Can Swiss Television consider the Dance Contest programme to be a success in some way? That's what esctoday.com asked Swiss TV spokesperson Marco Meroni who answered, "Of course the result is disappointing, but nevertheless it was a good experience to participate in the first Eurovision Dance Contest. After all, the whole delegation had a good time in London, even if Denise's problems with her shoulder made training the last days before the final almost impossible."

Both the Neue Zürcher Zeitung and the Tages Angzeiger, two of Switzerland's most respected newspapers, failed to mention the results of the Dance Contest at all (at least in their on-line editions). But to be fair neither of the newspapers wrote about the Contest beforehand either; in fact the only time either of these publications gives much ink to matters Eurovision is when Switzerland is represented in the song contest by one of its favoured sons and most popular entertainers like DJ BoBo.

Only the tabloid-style daily newspaper Blick spent any time covering the Dance Contest, reporting on Olympic figure skater Denise Biellmann's "extremely painful" shoulder injury which took place during rehearsals in Zurich just five days before the competition. Looking forward to the new dance competition Blick wrote last Thursday (in German), "It would be nice to make an Olympic-style showing. After DJ BoBo's debacle at the Eurosong Contest and Lys Assia's at the Grand Prix der Volksmusik, we want to finally be able to crow again!"

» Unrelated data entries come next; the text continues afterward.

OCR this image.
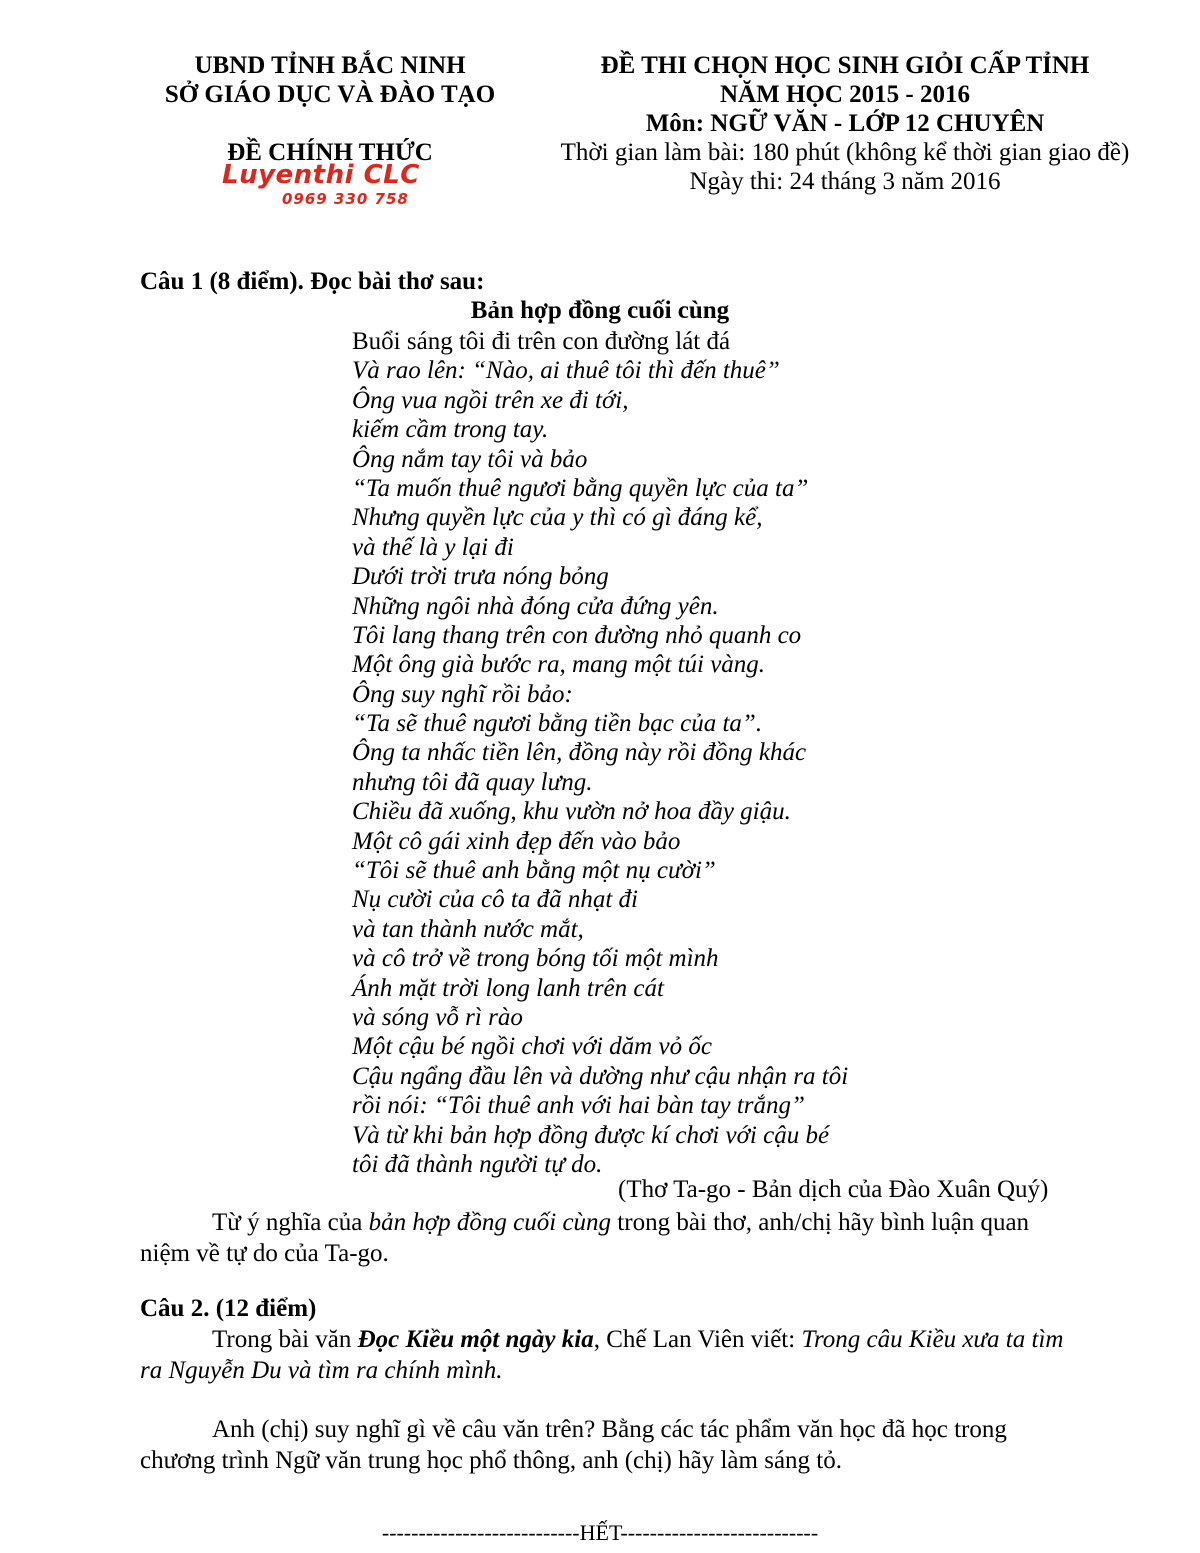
UBND TỈNH BẮC NINH
SỞ GIÁO DỤC VÀ ĐÀO TẠO
ĐỀ CHÍNH THỨC
Luyenthi CLC
0969 330 758
ĐỀ THI CHỌN HỌC SINH GIỎI CẤP TỈNH
NĂM HỌC 2015 - 2016
Môn: NGỮ VĂN - LỚP 12 CHUYÊN
Thời gian làm bài: 180 phút (không kể thời gian giao đề)
Ngày thi: 24 tháng 3 năm 2016
Câu 1 (8 điểm). Đọc bài thơ sau:
Bản hợp đồng cuối cùng
Buổi sáng tôi đi trên con đường lát đá
Và rao lên: “Nào, ai thuê tôi thì đến thuê”
Ông vua ngồi trên xe đi tới,
kiếm cầm trong tay.
Ông nắm tay tôi và bảo
“Ta muốn thuê ngươi bằng quyền lực của ta”
Nhưng quyền lực của y thì có gì đáng kể,
và thế là y lại đi
Dưới trời trưa nóng bỏng
Những ngôi nhà đóng cửa đứng yên.
Tôi lang thang trên con đường nhỏ quanh co
Một ông già bước ra, mang một túi vàng.
Ông suy nghĩ rồi bảo:
“Ta sẽ thuê ngươi bằng tiền bạc của ta”.
Ông ta nhấc tiền lên, đồng này rồi đồng khác
nhưng tôi đã quay lưng.
Chiều đã xuống, khu vườn nở hoa đầy giậu.
Một cô gái xinh đẹp đến vào bảo
“Tôi sẽ thuê anh bằng một nụ cười”
Nụ cười của cô ta đã nhạt đi
và tan thành nước mắt,
và cô trở về trong bóng tối một mình
Ánh mặt trời long lanh trên cát
và sóng vỗ rì rào
Một cậu bé ngồi chơi với dăm vỏ ốc
Cậu ngẩng đầu lên và dường như cậu nhận ra tôi
rồi nói: “Tôi thuê anh với hai bàn tay trắng”
Và từ khi bản hợp đồng được kí chơi với cậu bé
tôi đã thành người tự do.
(Thơ Ta-go - Bản dịch của Đào Xuân Quý)
Từ ý nghĩa của bản hợp đồng cuối cùng trong bài thơ, anh/chị hãy bình luận quan niệm về tự do của Ta-go.
Câu 2. (12 điểm)
Trong bài văn Đọc Kiều một ngày kia, Chế Lan Viên viết: Trong câu Kiều xưa ta tìm ra Nguyễn Du và tìm ra chính mình.
Anh (chị) suy nghĩ gì về câu văn trên? Bằng các tác phẩm văn học đã học trong chương trình Ngữ văn trung học phổ thông, anh (chị) hãy làm sáng tỏ.
---------------------------HẾT---------------------------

Today however the newspaper was only tasting crow, it carried a quote in German from Swiss representative Biellmann saying, "Compared to the competition, we weren't bad." According the Blick's reporting the skater turned dancer also said, "It's like with Eurosong – it's only about politics."

Blick missed an opportunity to discuss the effects of Diaspora voting – the term, coined by esctoday.com last year, refers to the idea that voters who have immigrated away still cast their votes for their homeland (though they would not be allowed to vote for their own nation if they still lived at home). Blick frequently writes about "waves" of Germans supposedly "storming" across the Swiss borders after recent changes to immigration laws, but the paper did not cover Switzerland's 10-point award to Germany as a "German Diaspora" vote organized by German citizens living in Switzerland (Germans recently displaced Italians to become the largest group of foreigners living abroad in Switzerland). However more true to form, and in keeping with Blick's tabloid-format, searchers on the paper's website will be rewarded with (tasteful) nude pics of Biellmann.

Alternately the unreciprocated 10-point award from Switzerland to Germany could be an example of the more official explanation for neighbourly voting. As esctoday.com reader Kathrin Schmidt wrote in this site's reactions section yesterday, "The Swiss (and Austrians) are watching German TV channels and are influenced by this," but she explains the situation is not the same in reverse. (Kathrin also mentioned the potential effects of German Diaspora voting in Switzerland and Austria.)

As far as the voting (and neighbourly voiting) is concerned SF's Marco Meroni told esctoday.com that the situation is difficult to analyse. "Compared with the other performances, Denise's and Sven's wasn't bad at all. But we can't complain that we didn't get any points from our neighbours if we criticize other countries that do."

Finally, blogger Gerry Reinhard who writes the sometimes inflammatory "Adventures of a Radio Moderator" blog, wrote "Entweder lassen wir das Ganze endlich ganz sein wie Frankreich und Italien oder wir lachen es weg, wie es die coolen Engländer tun."

That might be best translated: "Either we should let the whole thing go – like the French and the Italians, or we should laugh it all away – like the cool Brits do."